Conditions in Aizawl, our Newsletter has learned, are indeed quite desperate. The Corona closure caused by the soaring number of cases in the city has brought economic activity to a standstill. The only shops allowed to open, which they can do for but a few hours on alternate days, are those selling essential items. Public transportation has come to a halt. Both the 70-80 percent of the work force that depends on the marketing of goods and products and the 20-30 percent that works in agriculture have been equally hard-hit, since the farmers have no outlet for their goods or way of getting them to the market.


A sole pedestrian makes an empty marketplace look even emptier.

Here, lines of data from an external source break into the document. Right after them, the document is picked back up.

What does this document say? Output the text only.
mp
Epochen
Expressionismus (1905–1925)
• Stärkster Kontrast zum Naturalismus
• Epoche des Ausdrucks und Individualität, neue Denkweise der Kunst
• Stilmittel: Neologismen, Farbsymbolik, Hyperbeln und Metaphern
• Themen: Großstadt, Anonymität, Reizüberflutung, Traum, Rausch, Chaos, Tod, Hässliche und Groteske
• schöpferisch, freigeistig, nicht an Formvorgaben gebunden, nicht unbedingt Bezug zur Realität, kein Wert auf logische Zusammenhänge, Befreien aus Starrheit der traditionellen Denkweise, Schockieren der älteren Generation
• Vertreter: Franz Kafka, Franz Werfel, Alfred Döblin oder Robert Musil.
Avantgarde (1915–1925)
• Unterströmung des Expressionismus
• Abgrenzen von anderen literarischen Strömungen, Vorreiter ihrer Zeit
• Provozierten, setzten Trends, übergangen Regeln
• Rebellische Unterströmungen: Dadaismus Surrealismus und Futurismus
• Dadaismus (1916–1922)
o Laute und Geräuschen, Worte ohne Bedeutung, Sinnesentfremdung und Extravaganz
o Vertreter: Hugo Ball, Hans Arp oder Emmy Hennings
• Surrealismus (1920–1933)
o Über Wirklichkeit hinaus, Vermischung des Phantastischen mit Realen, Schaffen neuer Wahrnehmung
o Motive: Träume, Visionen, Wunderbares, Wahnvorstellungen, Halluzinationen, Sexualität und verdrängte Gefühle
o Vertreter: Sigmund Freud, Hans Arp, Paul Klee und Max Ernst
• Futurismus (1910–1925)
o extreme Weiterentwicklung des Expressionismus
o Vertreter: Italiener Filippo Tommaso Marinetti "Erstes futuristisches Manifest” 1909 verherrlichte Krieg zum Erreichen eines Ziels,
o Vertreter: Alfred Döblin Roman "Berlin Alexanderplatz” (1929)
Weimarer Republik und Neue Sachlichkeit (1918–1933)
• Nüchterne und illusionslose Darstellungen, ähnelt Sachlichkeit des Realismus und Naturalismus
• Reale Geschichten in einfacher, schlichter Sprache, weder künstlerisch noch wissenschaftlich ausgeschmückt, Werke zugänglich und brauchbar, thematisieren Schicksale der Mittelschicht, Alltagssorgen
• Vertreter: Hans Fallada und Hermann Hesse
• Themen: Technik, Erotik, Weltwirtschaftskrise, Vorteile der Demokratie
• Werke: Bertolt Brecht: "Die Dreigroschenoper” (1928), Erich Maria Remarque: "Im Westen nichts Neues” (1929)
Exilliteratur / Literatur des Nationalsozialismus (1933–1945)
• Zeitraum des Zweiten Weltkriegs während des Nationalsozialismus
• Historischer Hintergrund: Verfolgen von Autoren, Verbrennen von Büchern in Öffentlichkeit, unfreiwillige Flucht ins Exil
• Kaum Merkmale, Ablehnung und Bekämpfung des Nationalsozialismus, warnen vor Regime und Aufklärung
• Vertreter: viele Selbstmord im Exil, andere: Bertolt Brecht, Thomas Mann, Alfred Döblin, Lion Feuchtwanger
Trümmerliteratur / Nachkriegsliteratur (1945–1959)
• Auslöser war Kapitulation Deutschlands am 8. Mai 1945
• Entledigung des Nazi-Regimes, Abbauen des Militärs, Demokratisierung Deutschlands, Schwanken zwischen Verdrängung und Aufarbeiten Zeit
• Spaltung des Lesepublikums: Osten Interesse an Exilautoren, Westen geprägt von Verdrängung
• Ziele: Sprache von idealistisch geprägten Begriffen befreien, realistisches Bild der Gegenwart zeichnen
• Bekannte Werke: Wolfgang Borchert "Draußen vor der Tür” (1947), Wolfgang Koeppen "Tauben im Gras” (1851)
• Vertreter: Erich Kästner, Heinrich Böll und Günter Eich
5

The situation, Thangjom says, is similar to that which prevailed a year ago, during the first wave of Corona in northeast India, when Degel Menashe also stepped in with aid. Then, too, Shavei Israel sought to prevent its distribution. “The difference between then and now,” Thangjom says, “is that two planeloads of B’nei Menashe immigrants have reached Israel since then, for which Shavei has been given credit. The fear of losing one’s place on future Aliyah lists is now greater than ever. The fact that in the future these lists will be compiled under the supervision of the Jewish Agency hasn’t penetrated yet. More than ever, Shavei is considered all-powerful.”


The food distribution in Aizawl, Thangjom says, will start this coming week. “Perhaps by then,” he adds, “a few of the reluctant families will have changed their minds. An official announcement by Shavei Israel that it has no objection to B’nei Menashe taking aid from Degel Menashe or, in its absence, a declaration by the Jewish Agency or Israel’s Ministry of Immigration and Absorption that acceptance of such aid will not jeopardize anyone’s chances for Aliyah, could save some people from going hungry.”


At the moment, unfortunately, there is no sign of this happening.